11月9日から12月2日まで、憲政記念館の特別展「普通選挙をめざして―犬養毅と尾崎行雄」が開催されています。

その初日(9日)に行われた内覧会に出席しました。
超党派の国会議員がご列席の中、当財団会長でもある大島理森衆議院議長はじめ、佐藤勉衆議院議院運営委員長などによるテープカットが、憲政記念館の花島克臣館長の発声により執り行われました。

出席者一同が2階の展示室に移動する際には、加藤祐一副館長が、当財団所蔵の蓄音機で尾崎の演説レコードを聴かせるという素敵な演出もありました。

特別展では恒例となっている「ミニシアター」。
普通選挙に向けた犬養と尾崎の取り組みを軸に、わが国の議会政治の歩み、デモクラシーの歴史が、貴重な写真・映像を織り交ぜて紹介されています。
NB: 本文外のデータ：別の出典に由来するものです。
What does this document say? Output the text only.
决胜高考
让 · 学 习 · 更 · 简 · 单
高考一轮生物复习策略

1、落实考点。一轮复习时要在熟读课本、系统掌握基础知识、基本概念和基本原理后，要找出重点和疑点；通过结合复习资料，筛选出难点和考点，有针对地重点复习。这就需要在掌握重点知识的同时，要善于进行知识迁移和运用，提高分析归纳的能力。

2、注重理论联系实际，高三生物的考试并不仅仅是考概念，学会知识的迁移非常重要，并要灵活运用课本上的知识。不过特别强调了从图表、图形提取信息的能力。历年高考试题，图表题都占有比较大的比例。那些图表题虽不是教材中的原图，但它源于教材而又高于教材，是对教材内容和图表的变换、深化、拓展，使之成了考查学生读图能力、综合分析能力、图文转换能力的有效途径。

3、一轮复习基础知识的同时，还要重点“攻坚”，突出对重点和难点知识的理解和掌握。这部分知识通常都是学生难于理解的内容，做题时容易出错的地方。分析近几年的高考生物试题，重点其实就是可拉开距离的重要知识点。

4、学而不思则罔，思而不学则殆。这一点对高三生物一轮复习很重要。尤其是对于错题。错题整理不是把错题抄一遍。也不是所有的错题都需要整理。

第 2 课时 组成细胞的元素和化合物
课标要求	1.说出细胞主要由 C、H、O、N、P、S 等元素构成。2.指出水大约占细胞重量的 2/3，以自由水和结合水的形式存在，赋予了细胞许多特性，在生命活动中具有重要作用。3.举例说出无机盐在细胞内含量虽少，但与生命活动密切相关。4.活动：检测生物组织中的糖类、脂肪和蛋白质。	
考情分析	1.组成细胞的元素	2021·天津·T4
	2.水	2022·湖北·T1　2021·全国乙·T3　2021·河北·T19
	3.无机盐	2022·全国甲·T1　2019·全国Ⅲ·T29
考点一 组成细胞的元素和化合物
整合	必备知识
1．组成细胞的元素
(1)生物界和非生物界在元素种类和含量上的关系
また、展示コーナーも、これまであまり公開されていなかった貴重な遺品や歴史文書があり、こちらも見応え十分です。

また、1階の「尾崎メモリアルホール」には、着席型の「特別映像コーナー」が設置され、尾崎行雄のDVDを常時ご覧頂けます。

そして、ロビーと展示室を結ぶ通路にも、「ミニ特別展示」が! 
一つは、去る10月28日に「尾崎財団設立60周年・感謝の集い」でスクリーン上映した『尾崎財団60年の歩み―創造と継承そして未来へ』のDVD上映。
もう一つは、同じく「感謝の集い」で会場に掲示したパネル十数点(=建設当時の「尾崎記念会館」「時計塔」「尾崎行雄像」など)の展示。

メモリアルホールの映像コーナーも、こうしたミニ特別展示も、すべて、憲政記念館のお取り計らいによるもので、尾崎財団としてはとても有り難く、喜んで協力させて頂きました。
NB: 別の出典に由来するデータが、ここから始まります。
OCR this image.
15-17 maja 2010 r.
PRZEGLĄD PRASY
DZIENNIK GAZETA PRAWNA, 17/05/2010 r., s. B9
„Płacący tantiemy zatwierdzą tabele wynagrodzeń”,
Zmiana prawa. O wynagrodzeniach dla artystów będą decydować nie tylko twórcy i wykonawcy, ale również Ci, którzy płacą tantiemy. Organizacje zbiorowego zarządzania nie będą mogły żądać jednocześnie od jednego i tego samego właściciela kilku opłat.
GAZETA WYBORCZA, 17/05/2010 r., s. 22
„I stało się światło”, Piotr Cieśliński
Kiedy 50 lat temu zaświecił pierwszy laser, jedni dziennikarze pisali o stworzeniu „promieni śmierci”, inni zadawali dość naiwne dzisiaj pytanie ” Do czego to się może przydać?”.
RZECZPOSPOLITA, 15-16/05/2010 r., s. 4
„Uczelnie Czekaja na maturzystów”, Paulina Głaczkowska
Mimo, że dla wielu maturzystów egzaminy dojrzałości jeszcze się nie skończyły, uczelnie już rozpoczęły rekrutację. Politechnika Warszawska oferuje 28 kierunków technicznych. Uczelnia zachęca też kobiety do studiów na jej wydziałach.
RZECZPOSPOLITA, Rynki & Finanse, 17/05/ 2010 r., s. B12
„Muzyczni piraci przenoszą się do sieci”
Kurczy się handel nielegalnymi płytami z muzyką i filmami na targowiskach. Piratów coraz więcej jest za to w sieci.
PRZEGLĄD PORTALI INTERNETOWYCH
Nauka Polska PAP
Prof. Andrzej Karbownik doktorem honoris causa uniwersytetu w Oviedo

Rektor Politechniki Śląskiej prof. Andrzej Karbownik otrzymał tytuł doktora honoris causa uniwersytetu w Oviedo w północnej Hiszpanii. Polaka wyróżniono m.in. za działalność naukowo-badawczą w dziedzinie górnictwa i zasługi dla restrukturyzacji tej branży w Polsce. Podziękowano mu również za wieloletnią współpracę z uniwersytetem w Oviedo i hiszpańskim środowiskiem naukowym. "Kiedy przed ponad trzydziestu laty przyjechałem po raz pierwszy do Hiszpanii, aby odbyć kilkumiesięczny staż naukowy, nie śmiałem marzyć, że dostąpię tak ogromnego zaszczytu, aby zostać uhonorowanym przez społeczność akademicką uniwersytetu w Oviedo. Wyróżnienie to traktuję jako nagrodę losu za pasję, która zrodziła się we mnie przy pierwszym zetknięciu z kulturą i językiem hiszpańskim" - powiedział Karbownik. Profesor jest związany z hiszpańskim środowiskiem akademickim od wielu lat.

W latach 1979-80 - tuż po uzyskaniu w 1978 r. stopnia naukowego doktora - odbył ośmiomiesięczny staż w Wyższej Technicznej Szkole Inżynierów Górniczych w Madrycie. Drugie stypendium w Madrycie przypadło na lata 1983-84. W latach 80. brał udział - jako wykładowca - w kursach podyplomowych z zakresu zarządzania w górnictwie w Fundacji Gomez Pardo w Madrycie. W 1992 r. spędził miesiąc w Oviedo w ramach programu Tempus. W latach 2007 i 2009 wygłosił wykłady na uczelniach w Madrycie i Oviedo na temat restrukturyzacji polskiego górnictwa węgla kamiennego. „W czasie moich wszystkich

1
今年は、尾崎財団にとって「設立60周年」という節目。また、日本の選挙にとっても「18歳選挙開始」という節目。この年に、改めて「犬養毅と尾崎行雄」を憲政記念館が取り上げ、さらに、同館と財団が一体となって企画展示が行われていることに、深い意義を感じます。

ご存じの通り、尾崎行雄は、多くの国民が民主主義を理解しないまま普通選挙を実施するのは時期尚早だとして、選挙権の拡大には否定的でした。しかし同時に、だからこそ民主主義の精神を根付かせようと、立憲政治・議会政治の在り方について、政府と国民双方に厳しく説き続けたのです。

尾崎行雄は、1920年の普選運動においても、また1925年の普通選挙法成立以後も、常に民主主義教育の重要性、特に若者の政治教育の大切さを訴えていました。民主主義は、制度をつくることよりも、その精神が国民に根付くことこそが重要だとする尾崎の信念を見て取れます。

今年の6月、尾崎の言葉・考えをもとにした拙著『18歳からの投票心得10カ条』が出版されました。それは、単に投票率を上げることを目的としたものではなく、「投票の質」を上げたい―尾崎の言葉・歩み・信念・生き方を振り返りながら、「一票の価値」を再発見・再認識してほしいという思いで書いたものです。まさに、この特別展「普通選挙をめざして」にも、そうした思いが込められているのではないでしょうか。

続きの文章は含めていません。